Early Exploration - Crocodile Hunting in the Okavango Swamps

A 1957 expedition up the Santantadibe Channel in the Okavango Delta turns into a wild adventure of hippo attacks, treacherous floating islands, and close encounters with massive crocodiles. From patching a boat with condensed milk tins to testing a daring new crocodile-hunting method, this is Bobby Wilmot’s gripping and often hair-raising account of life on the untamed waterways.

Lloyd Wilmot

8/8/20253 min read

On this occasion, the journey began at Motsaudi, near Shorobe. We took the Santantadibe Channel, which enters the Thamalakane River from the north-northwest. My party consisted of Gideon, my coloured foreman, and six trained Africans. Two plywood boats, each fitted with a 10 h.p. Johnson outboard motor, were packed to the gunwales with fuel, gear, salt, rations, tents, and all the other necessities for days in the swamp.

The first mile, across the lagoon bright with water lilies, was peaceful. Beyond that, the 30-mile run to our first camp at Ditshiping was uneventful. This place—nicknamed “The Irons”—takes its name from the Mokutchom trees with iron spikes, remnants of Colonel Nous’s channel-clearing work 25 years ago. Nature has worked to reclaim them, but traces of his efforts remain.

That night, we began night shooting, pushing upstream each day to a new camp. By the fourth day, after wrestling the boats through lagoons and narrow hippo paths with overburdened motors, we broke into an open river—the Mborogha, near Xaba. This stretch borders Chief’s Island, winding upstream until a major blockage below Gaenga. Hippos crowded the water, and though game was scarce, we spotted lechwe herds and three shy, beautiful sitatunga. I am convinced that one channel flowing east toward the Mababe Depression forms the headwaters of the Khwai River, though papyrus blockages are common in that direction.

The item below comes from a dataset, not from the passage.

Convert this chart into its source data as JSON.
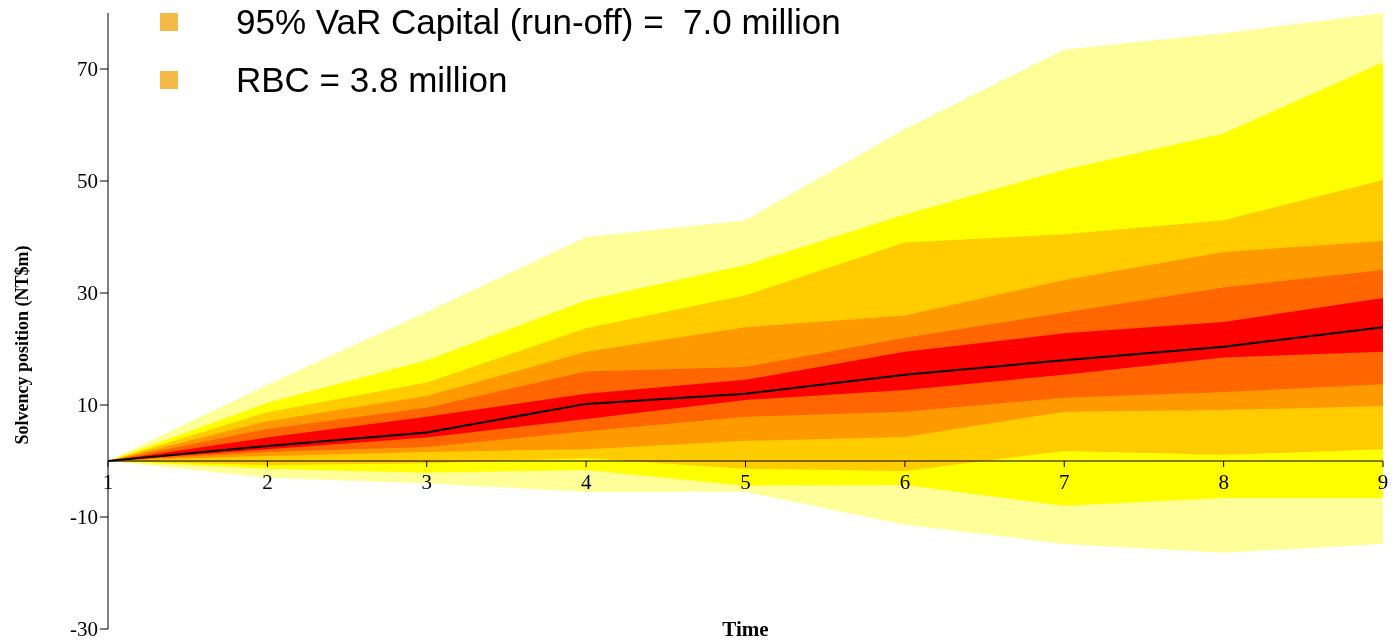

The water here rarely changes depth more than two feet between flood and low season. High upstream blockages seem to act as sluices, and in this flat, sandy country, the death of one channel often gives birth to others. Some lagoons reached depths of over 20 feet. Below the clear surface, the water quickly turned opaque with fine silt and decomposed vegetation. Gas from fermenting beds sometimes forces this mud upwards, creating fertile floating islands—sudd. These papyrus-covered rafts are favoured by waterfowl and young crocodiles, growing larger as flotsam and mud collect. But they are dangerous: some will not bear a man’s weight, and there are tales of people vanishing through the surface, never to be seen again.

I had my own brush with these islands. A day earlier, I fell up to my armpits through what looked like firm sand. Bubbles rose, carrying a foul stench, and I struggled to free myself. So when a bull hippo later punched a tusk-hole in my boat, forcing us to land on the nearest sudd island, I was far from pleased.

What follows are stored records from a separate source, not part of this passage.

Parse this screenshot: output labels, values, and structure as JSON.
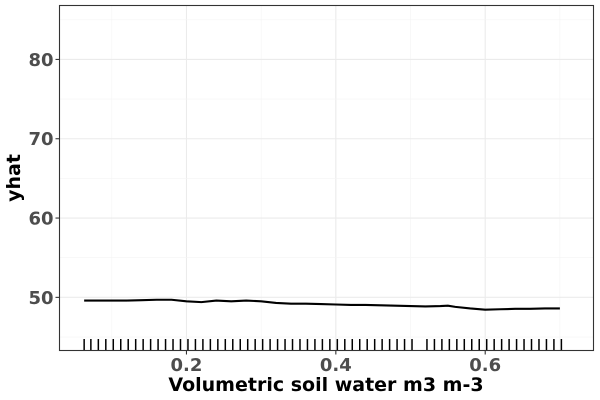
{
  "chart_data": {
    "type": "line",
    "title": "",
    "xlabel": "Volumetric soil water m3 m-3",
    "ylabel": "yhat",
    "xlim": [
      0.03,
      0.745
    ],
    "ylim": [
      43.3,
      86.8
    ],
    "x_ticks": [
      0.2,
      0.4,
      0.6
    ],
    "x_tick_labels": [
      "0.2",
      "0.4",
      "0.6"
    ],
    "y_ticks": [
      50,
      60,
      70,
      80
    ],
    "y_tick_labels": [
      "50",
      "60",
      "70",
      "80"
    ],
    "grid": true,
    "legend": "none",
    "series": [
      {
        "color": "#000000",
        "x": [
          0.063,
          0.08,
          0.1,
          0.12,
          0.14,
          0.16,
          0.18,
          0.2,
          0.22,
          0.24,
          0.26,
          0.28,
          0.3,
          0.32,
          0.34,
          0.36,
          0.38,
          0.4,
          0.42,
          0.44,
          0.46,
          0.48,
          0.5,
          0.52,
          0.54,
          0.55,
          0.56,
          0.58,
          0.6,
          0.62,
          0.64,
          0.66,
          0.68,
          0.7
        ],
        "y": [
          49.6,
          49.6,
          49.6,
          49.6,
          49.65,
          49.7,
          49.7,
          49.5,
          49.4,
          49.6,
          49.5,
          49.6,
          49.5,
          49.3,
          49.2,
          49.2,
          49.15,
          49.1,
          49.05,
          49.05,
          49.0,
          48.95,
          48.9,
          48.85,
          48.9,
          48.95,
          48.8,
          48.6,
          48.45,
          48.5,
          48.55,
          48.55,
          48.6,
          48.6
        ]
      }
    ],
    "rug_x": [
      0.063,
      0.072,
      0.082,
      0.092,
      0.102,
      0.112,
      0.122,
      0.132,
      0.142,
      0.152,
      0.162,
      0.172,
      0.182,
      0.192,
      0.202,
      0.212,
      0.222,
      0.232,
      0.242,
      0.252,
      0.262,
      0.272,
      0.282,
      0.292,
      0.302,
      0.312,
      0.322,
      0.332,
      0.342,
      0.352,
      0.362,
      0.372,
      0.382,
      0.392,
      0.402,
      0.412,
      0.422,
      0.432,
      0.442,
      0.452,
      0.462,
      0.472,
      0.482,
      0.492,
      0.502,
      0.522,
      0.532,
      0.542,
      0.552,
      0.562,
      0.572,
      0.582,
      0.592,
      0.602,
      0.612,
      0.622,
      0.632,
      0.642,
      0.652,
      0.662,
      0.672,
      0.682,
      0.692,
      0.702
    ]
  }
}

We were travelling up a deep, narrow stream when a family of hippos crashed out of the papyrus ahead. The bull surfaced immediately and advanced silently toward us. The men stood, shouting and waving, but the hippo came within six feet, staring us down for long minutes. Then, without warning, he submerged. We braced for impact—but he turned upstream to rejoin his family. We continued, but on the next bend, I saw him again, leaving his family to block our way. This time, my evasive turn failed. He rammed the boat just in front of the motor, lifting the stern clear of the water and throwing the men in a heap. My grip on the tiller was the only thing that kept me from joining them. The propeller struck his back but somehow held. We sped away, water pouring in through the hole. The nearest sudd island—thankfully stable—was only 100 yards away. There, we patched the boat with condensed milk tins and nails scavenged from the hull.

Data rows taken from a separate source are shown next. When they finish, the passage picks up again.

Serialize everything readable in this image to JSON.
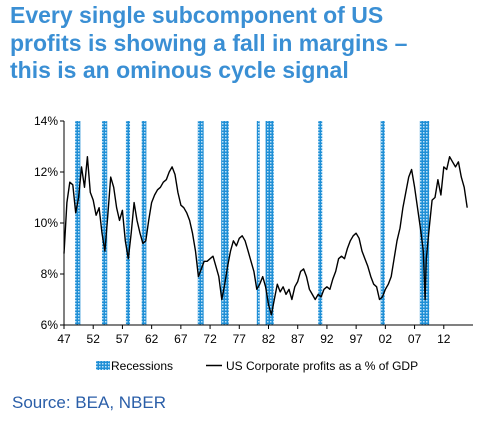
{
  "title_lines": [
    "Every single subcomponent of US",
    "profits is showing a fall in margins –",
    "this is an ominous cycle signal"
  ],
  "source": "Source: BEA, NBER",
  "colors": {
    "title": "#3a8fd4",
    "source": "#2a5ea8",
    "recession": "#1f8fd6",
    "line": "#000000"
  },
  "chart_data": {
    "type": "line",
    "title": "",
    "xlabel": "",
    "ylabel": "",
    "xlim": [
      1947,
      2017
    ],
    "ylim": [
      6,
      14
    ],
    "x_tick_values": [
      1947,
      1952,
      1957,
      1962,
      1967,
      1972,
      1977,
      1982,
      1987,
      1992,
      1997,
      2002,
      2007,
      2012
    ],
    "x_tick_labels": [
      "47",
      "52",
      "57",
      "62",
      "67",
      "72",
      "77",
      "82",
      "87",
      "92",
      "97",
      "02",
      "07",
      "12"
    ],
    "y_tick_values": [
      6,
      8,
      10,
      12,
      14
    ],
    "y_tick_labels": [
      "6%",
      "8%",
      "10%",
      "12%",
      "14%"
    ],
    "grid": false,
    "legend": {
      "position": "bottom",
      "items": [
        {
          "label": "Recessions",
          "style": "hatched-bar"
        },
        {
          "label": "US Corporate profits as a % of GDP",
          "style": "line"
        }
      ]
    },
    "recessions": [
      [
        1948.9,
        1949.8
      ],
      [
        1953.5,
        1954.4
      ],
      [
        1957.6,
        1958.3
      ],
      [
        1960.3,
        1961.1
      ],
      [
        1969.9,
        1970.9
      ],
      [
        1973.9,
        1975.2
      ],
      [
        1980.0,
        1980.5
      ],
      [
        1981.5,
        1982.9
      ],
      [
        1990.5,
        1991.2
      ],
      [
        2001.2,
        2001.9
      ],
      [
        2007.9,
        2009.5
      ]
    ],
    "series": [
      {
        "name": "US Corporate profits as a % of GDP",
        "x": [
          1947.0,
          1947.5,
          1948.0,
          1948.5,
          1949.0,
          1949.5,
          1950.0,
          1950.5,
          1951.0,
          1951.5,
          1952.0,
          1952.5,
          1953.0,
          1953.5,
          1954.0,
          1954.5,
          1955.0,
          1955.5,
          1956.0,
          1956.5,
          1957.0,
          1957.5,
          1958.0,
          1958.5,
          1959.0,
          1959.5,
          1960.0,
          1960.5,
          1961.0,
          1961.5,
          1962.0,
          1962.5,
          1963.0,
          1963.5,
          1964.0,
          1964.5,
          1965.0,
          1965.5,
          1966.0,
          1966.5,
          1967.0,
          1967.5,
          1968.0,
          1968.5,
          1969.0,
          1969.5,
          1970.0,
          1970.5,
          1971.0,
          1971.5,
          1972.0,
          1972.5,
          1973.0,
          1973.5,
          1974.0,
          1974.5,
          1975.0,
          1975.5,
          1976.0,
          1976.5,
          1977.0,
          1977.5,
          1978.0,
          1978.5,
          1979.0,
          1979.5,
          1980.0,
          1980.5,
          1981.0,
          1981.5,
          1982.0,
          1982.5,
          1983.0,
          1983.5,
          1984.0,
          1984.5,
          1985.0,
          1985.5,
          1986.0,
          1986.5,
          1987.0,
          1987.5,
          1988.0,
          1988.5,
          1989.0,
          1989.5,
          1990.0,
          1990.5,
          1991.0,
          1991.5,
          1992.0,
          1992.5,
          1993.0,
          1993.5,
          1994.0,
          1994.5,
          1995.0,
          1995.5,
          1996.0,
          1996.5,
          1997.0,
          1997.5,
          1998.0,
          1998.5,
          1999.0,
          1999.5,
          2000.0,
          2000.5,
          2001.0,
          2001.5,
          2002.0,
          2002.5,
          2003.0,
          2003.5,
          2004.0,
          2004.5,
          2005.0,
          2005.5,
          2006.0,
          2006.5,
          2007.0,
          2007.5,
          2008.0,
          2008.5,
          2008.8,
          2009.0,
          2009.5,
          2010.0,
          2010.5,
          2011.0,
          2011.5,
          2012.0,
          2012.5,
          2013.0,
          2013.5,
          2014.0,
          2014.5,
          2015.0,
          2015.5,
          2016.0
        ],
        "values": [
          8.8,
          10.8,
          11.6,
          11.5,
          10.4,
          11.0,
          12.2,
          11.4,
          12.6,
          11.2,
          10.9,
          10.3,
          10.6,
          9.6,
          8.9,
          10.3,
          11.8,
          11.4,
          10.6,
          10.1,
          10.5,
          9.3,
          8.6,
          9.6,
          10.8,
          10.1,
          9.6,
          9.2,
          9.3,
          10.1,
          10.8,
          11.1,
          11.3,
          11.4,
          11.6,
          11.7,
          12.0,
          12.2,
          11.9,
          11.2,
          10.7,
          10.6,
          10.4,
          10.1,
          9.6,
          8.9,
          7.9,
          8.2,
          8.5,
          8.5,
          8.6,
          8.7,
          8.3,
          7.9,
          7.0,
          7.6,
          8.3,
          8.9,
          9.3,
          9.1,
          9.4,
          9.5,
          9.3,
          8.9,
          8.5,
          8.1,
          7.4,
          7.6,
          7.9,
          7.5,
          6.8,
          6.4,
          7.0,
          7.6,
          7.3,
          7.5,
          7.2,
          7.4,
          7.0,
          7.5,
          7.7,
          8.1,
          8.2,
          7.9,
          7.4,
          7.2,
          7.0,
          7.2,
          7.1,
          7.4,
          7.5,
          7.4,
          7.8,
          8.1,
          8.6,
          8.7,
          8.6,
          9.0,
          9.3,
          9.5,
          9.6,
          9.4,
          8.9,
          8.6,
          8.3,
          7.9,
          7.6,
          7.5,
          7.0,
          7.1,
          7.4,
          7.6,
          7.9,
          8.6,
          9.3,
          9.8,
          10.6,
          11.2,
          11.8,
          12.1,
          11.4,
          10.6,
          9.8,
          8.9,
          7.0,
          8.6,
          9.8,
          10.9,
          11.0,
          11.7,
          11.1,
          12.2,
          12.1,
          12.6,
          12.4,
          12.2,
          12.4,
          11.8,
          11.4,
          10.6
        ]
      }
    ]
  }
}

That night, we pushed on at 1 a.m., the river alive with hippos. Curiously, they now seemed more afraid of us than we of them, splashing away from our blinding spotlight. Crocodiles were another matter. Most we shot were scarred old males; females were rare here, the muddy banks unsuitable for nesting. Three times, crocs tried to seize men from the boat—once chasing us with its jaws agape until I put a bullet through its skull. Old bulls have skull plates two inches thick. A well-placed shot can dislodge this entirely, killing them instantly, though the tail often thrashes violently in death.

At night, crocs in shallow water can be teased to the surface by prodding them with a nkashe stick—an exhilarating but dangerous sport. Of 68 shots over two weeks, I killed 54 crocs, nine of them by this method. Stomach checks revealed lechwe as the crocs’ main prey, but also remains of baboons, warthogs, kudu, birds, and even polecats. Fish were rare—likely digested too quickly to leave a trace.

Along the channels, marabou storks were nesting, seven nests in just two miles, each with two chicks. I plan to bring rings for tagging on my next trip. Most nights, the spotlight dazzled various waterbirds—ducks, darters, egrets—allowing us to capture them unharmed for study. Such is the life of the Santantadibe: a place where the channels shift, the papyrus hides sudden death, the hippos claim their waters, and the crocodiles wait for the unwary.